Batch Foundation introduces ‘3D Printing’ to Steel Valley students

FORMER PITTSBURGH STEELER CHARLIE BATCH shares a fun moment with one of the students in the Best of the Batch Foundation. (Photo by Rob Taylor Jr.)

by Rob Taylor Jr., Courier Staff Writer

Have you heard about the new craze, 3D Printing?

Students in the Best of the Batch Foundation not only have heard about it, they’re experimenting with it and are producing tangible results.

3D printing, or additive manufacturing, is a process of making three dimensional solid objects from a digital file. 3D printing is currently used in industries such as: automotive, aviation, space travel, health care, and the military. It’s expected to become a $35 billion industry in itself by 2025.

Friday, Oct. 11, at the Best of the Batch Foundation building in Munhall, students from the foundation—which was founded by former Pittsburgh Steeler Charlie Batch—showed off some of the products that they made via 3D printing, such as eyeglasses, Pittsburgh bridge replicas, and even the Eiffel Tower.

“We did a couple programs over the years where a lot of kids didn’t realize they were gifted in architecture,” Batch told the New Pittsburgh Courier, Oct. 11. “We thought, ‘wouldn’t it be cool to bring some of those things to the kids,’ let them start thinking outside of the box so to speak. And now, when they’re drawing, and they’re able to take that and print it out, it’s like, ‘I just did that yesterday…that’s me?’ ‘Yes,’ and you can see the smiles on their faces.”

ELIZABETH, a student at the Best of the Batch Foundation, shows the Steelers logo she made using new “3D Printing” technology. (Photo by Courier photographer Rob Taylor Jr.)

Elizabeth, a 13-year-old student in the Best of the Batch Foundation, used a 3D printing pen to make a Steelers handheld logo. She said she comes to the Batch Foundation building on West Street almost every day. “It keeps me calm, company and gives me somebody to talk to,” Elizabeth said.

Batch told the Courier that he was introduced to 3D Printing a few years ago and wanted to make sure the more than 1,100 students that physically come into the Batch Foundation building yearly are aware of the new technology.

“We understand that most schools these students attend don’t have the means, or resources to access cutting-edge technology that will give them a heads up in the classroom,” Batch said. “By connecting the kids to something like 3D printing, we not only are engaging them through an interactive activity that’s fun and educational, but setting them up for jobs across several industries, including manufacturing, medicine and space.”

STEAM (Science, Technology, Engineering, Arts and Mathematics) programs are an important part of the Best of the Batch Foundation.
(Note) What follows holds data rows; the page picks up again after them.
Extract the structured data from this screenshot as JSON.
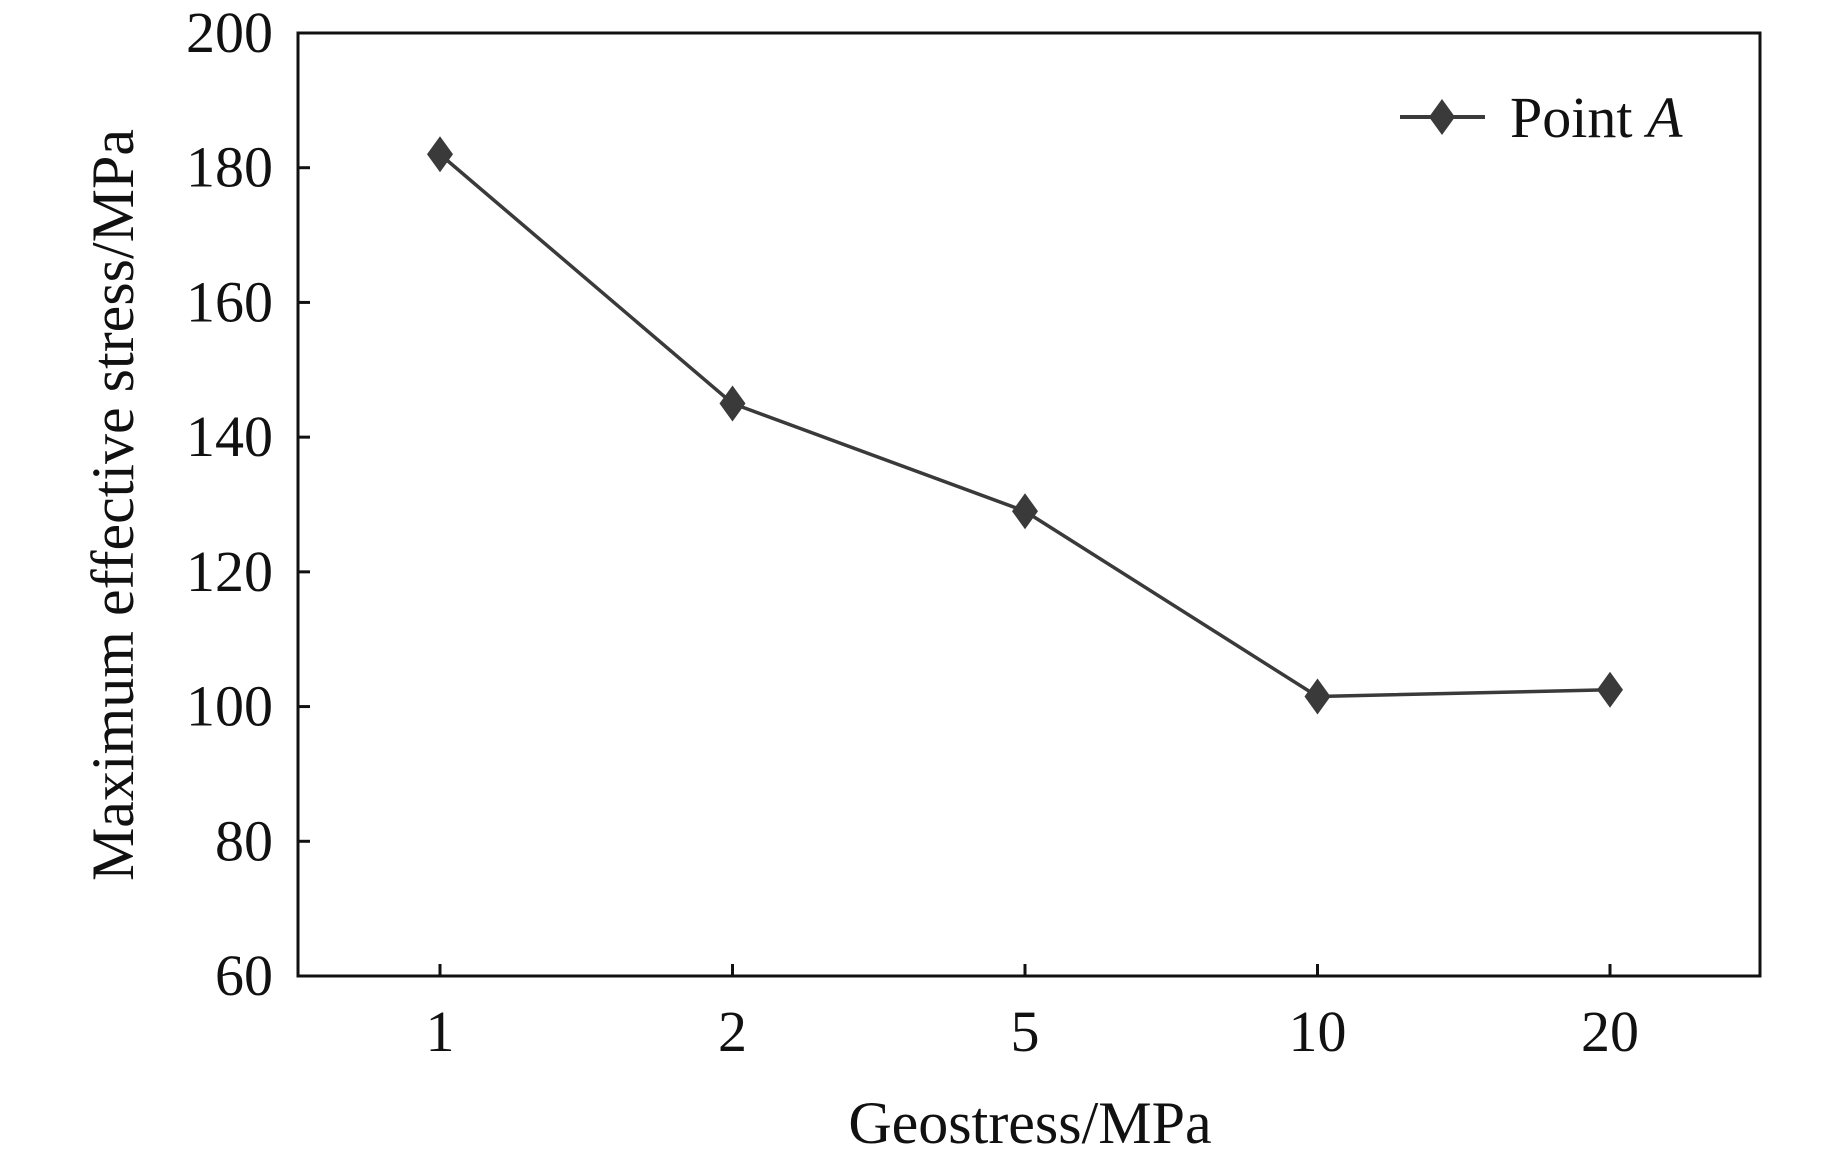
{
  "chart_data": {
    "type": "line",
    "xlabel": "Geostress/MPa",
    "ylabel": "Maximum effective stress/MPa",
    "categories": [
      "1",
      "2",
      "5",
      "10",
      "20"
    ],
    "ylim": [
      60,
      200
    ],
    "yticks": [
      60,
      80,
      100,
      120,
      140,
      160,
      180,
      200
    ],
    "grid": false,
    "legend_position": "top-right",
    "series": [
      {
        "name": "Point A",
        "name_prefix": "Point ",
        "name_italic": "A",
        "marker": "diamond",
        "color": "#3a3a3a",
        "values": [
          182,
          145,
          129,
          101.5,
          102.5
        ]
      }
    ]
  }
}
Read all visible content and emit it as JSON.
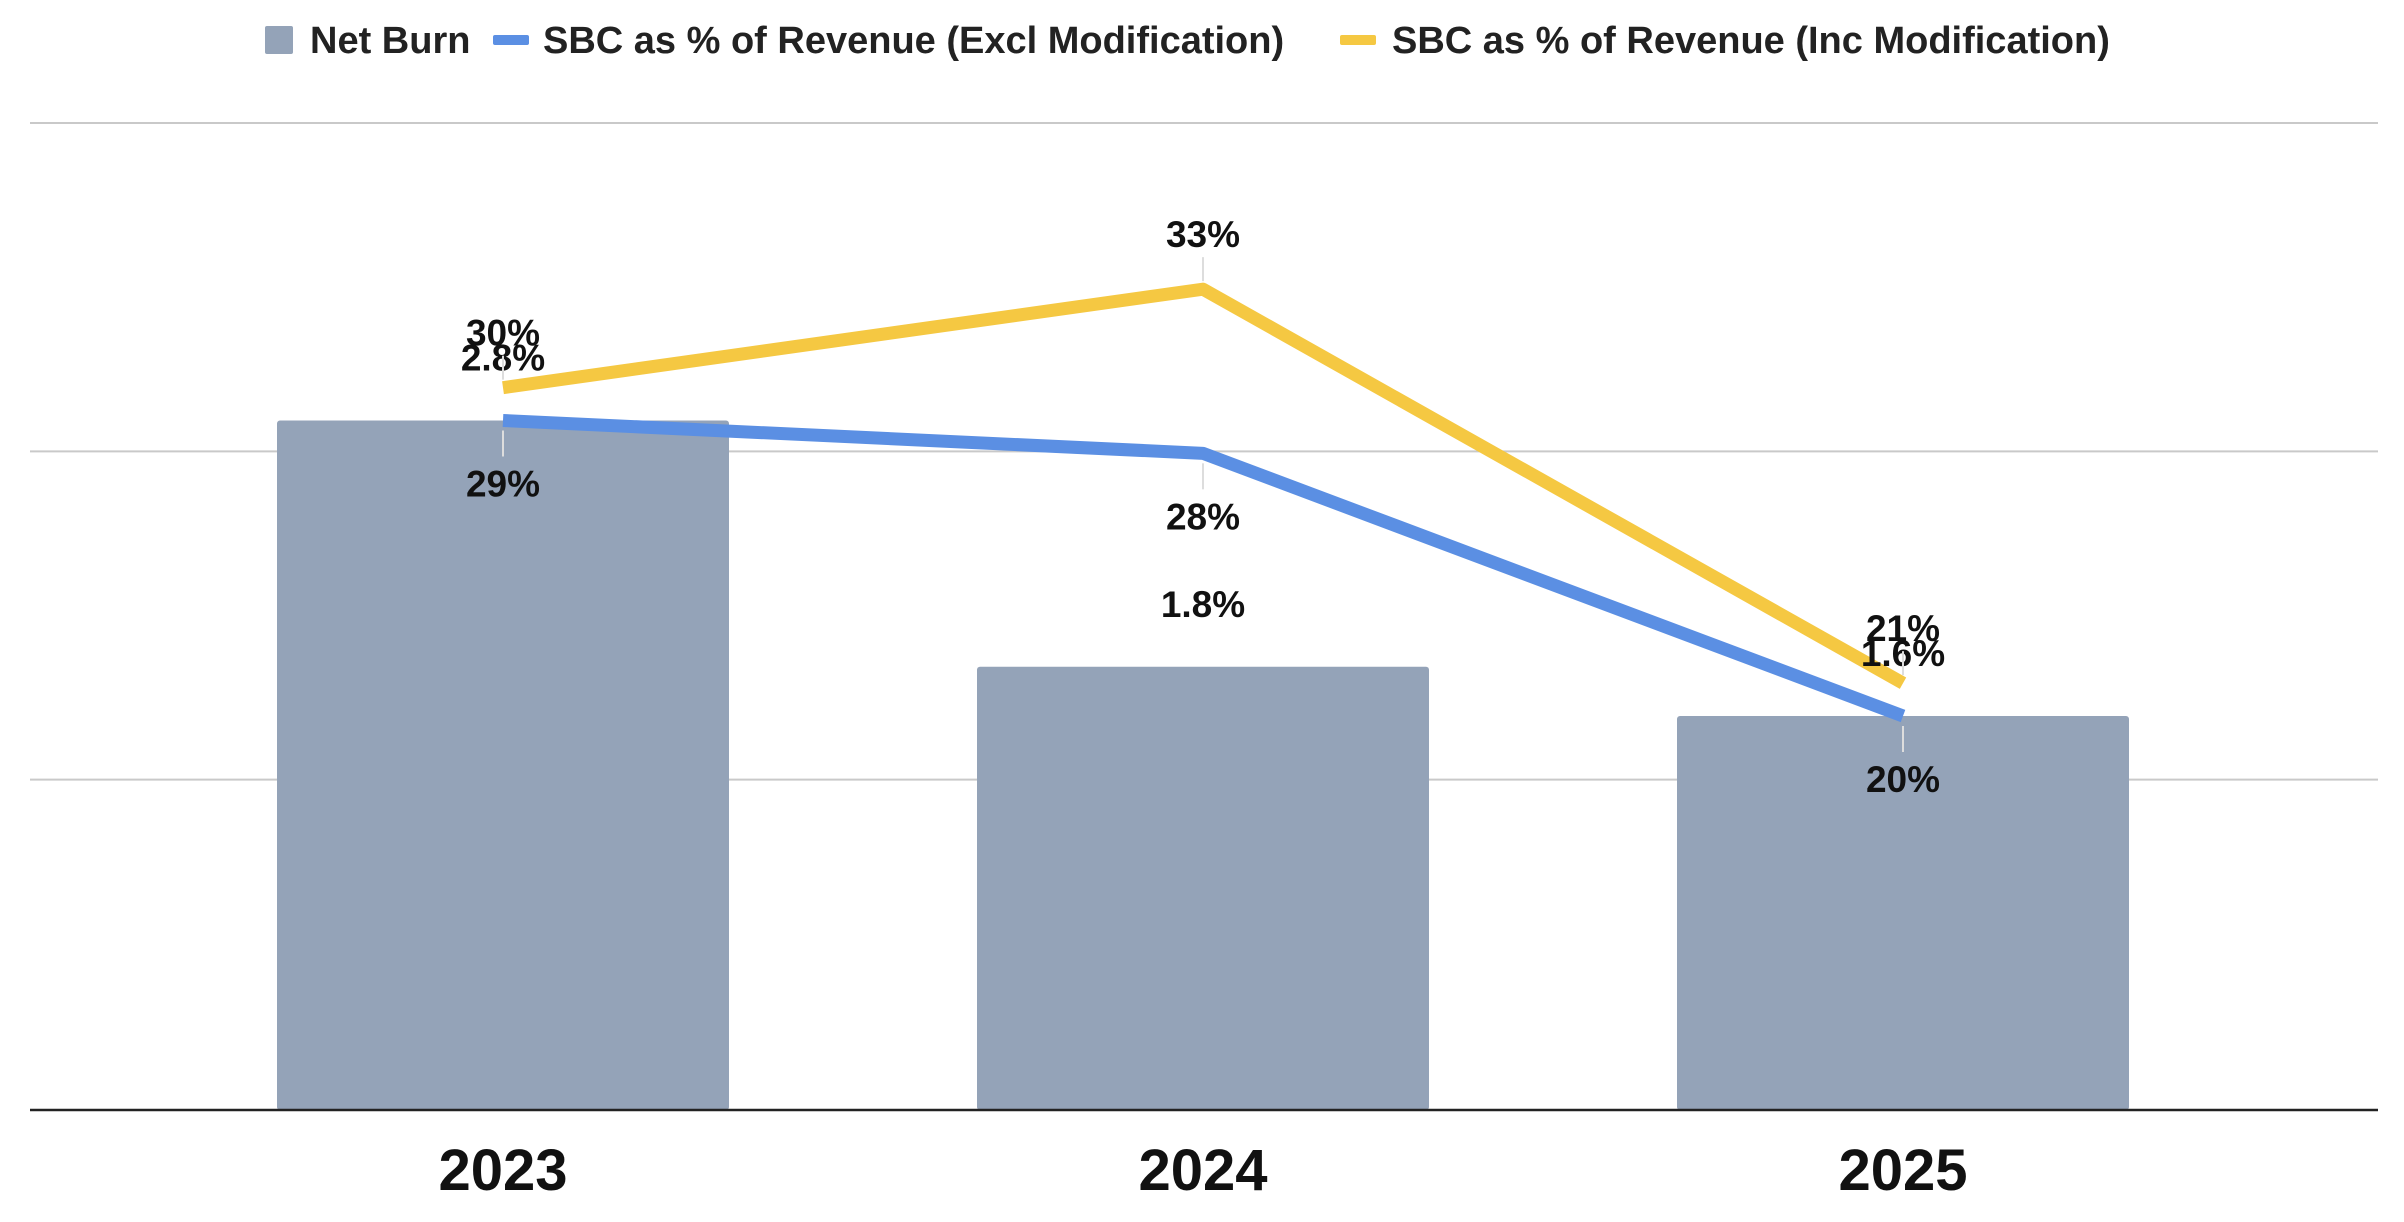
{
  "chart_data": {
    "type": "bar",
    "categories": [
      "2023",
      "2024",
      "2025"
    ],
    "series": [
      {
        "name": "Net Burn",
        "kind": "bar",
        "color": "#94a3b8",
        "values": [
          2.8,
          1.8,
          1.6
        ],
        "labels": [
          "2.8%",
          "1.8%",
          "1.6%"
        ]
      },
      {
        "name": "SBC as % of Revenue (Excl Modification)",
        "kind": "line",
        "color": "#5b8fe3",
        "values": [
          29,
          28,
          20
        ],
        "labels": [
          "29%",
          "28%",
          "20%"
        ]
      },
      {
        "name": "SBC as % of Revenue (Inc Modification)",
        "kind": "line",
        "color": "#f5c842",
        "values": [
          30,
          33,
          21
        ],
        "labels": [
          "30%",
          "33%",
          "21%"
        ]
      }
    ],
    "title": "",
    "xlabel": "",
    "ylabel": "",
    "bar_ylim": [
      0,
      4.0
    ],
    "line_ylim": [
      8,
      38
    ],
    "gridlines": true,
    "legend_position": "top"
  }
}
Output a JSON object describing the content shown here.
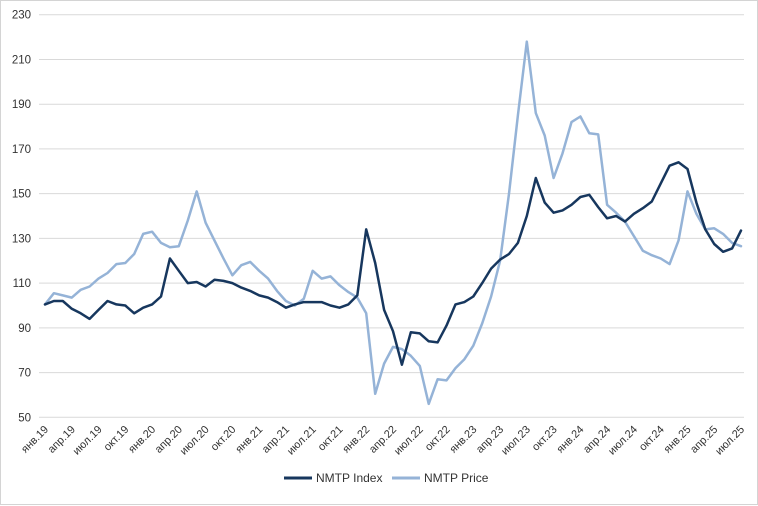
{
  "chart_data": {
    "type": "line",
    "title": "",
    "xlabel": "",
    "ylabel": "",
    "ylim": [
      50,
      230
    ],
    "y_ticks": [
      50,
      70,
      90,
      110,
      130,
      150,
      170,
      190,
      210,
      230
    ],
    "grid": "horizontal",
    "legend_position": "bottom-center",
    "x_label_rotation_deg": -45,
    "x_tick_labels_quarterly": [
      "янв.19",
      "апр.19",
      "июл.19",
      "окт.19",
      "янв.20",
      "апр.20",
      "июл.20",
      "окт.20",
      "янв.21",
      "апр.21",
      "июл.21",
      "окт.21",
      "янв.22",
      "апр.22",
      "июл.22",
      "окт.22",
      "янв.23",
      "апр.23",
      "июл.23",
      "окт.23",
      "янв.24",
      "апр.24",
      "июл.24",
      "окт.24",
      "янв.25",
      "апр.25",
      "июл.25"
    ],
    "x_label_every_n_points": 3,
    "x_months_start": "янв.19",
    "x_months_end": "июл.25",
    "series": [
      {
        "name": "NMTP Index",
        "color": "#17375E",
        "values": [
          100.5,
          102,
          102,
          98.5,
          96.5,
          94,
          98,
          102,
          100.5,
          100,
          96.5,
          99,
          100.5,
          104,
          121,
          115.5,
          110,
          110.5,
          108.5,
          111.5,
          111,
          110,
          108,
          106.5,
          104.5,
          103.5,
          101.5,
          99,
          100.5,
          101.5,
          101.5,
          101.5,
          100,
          99,
          100.5,
          104.5,
          134,
          119,
          98,
          88.5,
          73.5,
          88,
          87.5,
          84,
          83.5,
          91,
          100.5,
          101.5,
          104,
          110,
          116.5,
          120.5,
          123,
          128,
          140,
          157,
          146,
          141.5,
          142.5,
          145,
          148.5,
          149.5,
          144,
          139,
          140,
          137.5,
          141,
          143.5,
          146.5,
          154.5,
          162.5,
          164,
          161,
          146,
          134,
          127.5,
          124,
          125.5,
          133.5
        ]
      },
      {
        "name": "NMTP Price",
        "color": "#95B3D7",
        "values": [
          100.5,
          105.5,
          104.5,
          103.5,
          107,
          108.5,
          112,
          114.5,
          118.5,
          119,
          123,
          132,
          133,
          128,
          126,
          126.5,
          138,
          151,
          137,
          129,
          121,
          113.5,
          118,
          119.5,
          115.5,
          112,
          106.5,
          102,
          100,
          103,
          115.5,
          112,
          113,
          109,
          106,
          103.5,
          96.5,
          60.5,
          74,
          81.5,
          80.5,
          77.5,
          73,
          56,
          67,
          66.5,
          72,
          76,
          82,
          92,
          104,
          120,
          150,
          185,
          218,
          186,
          176,
          157,
          168,
          182,
          184.5,
          177,
          176.5,
          145,
          141.5,
          137.5,
          131,
          124.5,
          122.5,
          121,
          118.5,
          129,
          151,
          141,
          134,
          134.5,
          132,
          128,
          126.5
        ]
      }
    ]
  },
  "legend": {
    "items": [
      {
        "label": "NMTP Index",
        "color": "#17375E"
      },
      {
        "label": "NMTP Price",
        "color": "#95B3D7"
      }
    ]
  },
  "style": {
    "gridline_color": "#D9D9D9",
    "axis_line_color": "#D9D9D9",
    "tick_label_color": "#333333",
    "background_color": "#FFFFFF",
    "border_color": "#D4D4D4",
    "line_width": 2.5
  }
}
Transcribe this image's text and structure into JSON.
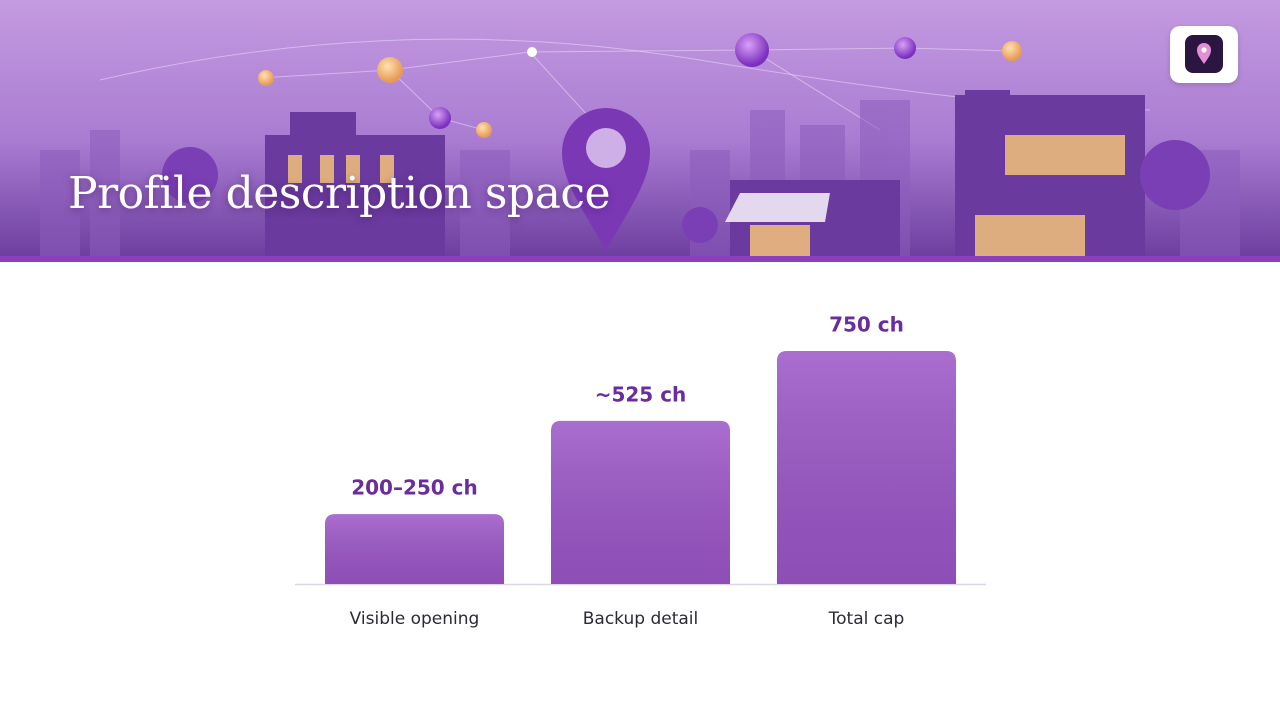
{
  "header": {
    "title": "Profile description space"
  },
  "chart_data": {
    "type": "bar",
    "categories": [
      "Visible opening",
      "Backup detail",
      "Total cap"
    ],
    "values": [
      225,
      525,
      750
    ],
    "value_labels": [
      "200–250 ch",
      "~525 ch",
      "750 ch"
    ],
    "color": "#9a55c6"
  }
}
The nonprofit organization promotes problem-solving skills through different STEAM “challenges,” one of which is having students build the tallest structure possible using only a box of toothpicks and a bag of mini marshmallows. “By participating in these STEAM challenges, Best of the Batch Foundation strives to nurture students’ unique skill sets that allow them to learn in alternative ways,” according to the Batch Foundation website.

The Best of the Batch Foundation, which began in January 1999, is celebrating 20 years of service to youth ages 4-18, and Batch said the organization is expanding into a space next door—26,000 square feet of space to be exact—which will feature a full-size gymnasium with walkaround track, three activity rooms, a grow and eat garden, cyber café, state-of-the-art STEAM lab, gaming room, and dance studio. The new building should be completed by summer 2020.

All programs that the Best of the Batch Foundation provides are free to the youth. Batch said 3,800 students, many of whom are students in the Steel Valley school system, are impacted by the foundation’s programs annually. He told the Courier that giving area youth positive alternatives is what he and the foundation are all about. “I lost my sister (Danyl Settles) in 1996 to senseless gang violence throughout Homestead, and at that point I said if I was ever in a position to give back, I would…this is a way to give back, and make sure that we give the youth other options than what they’re seeing on a regular basis.”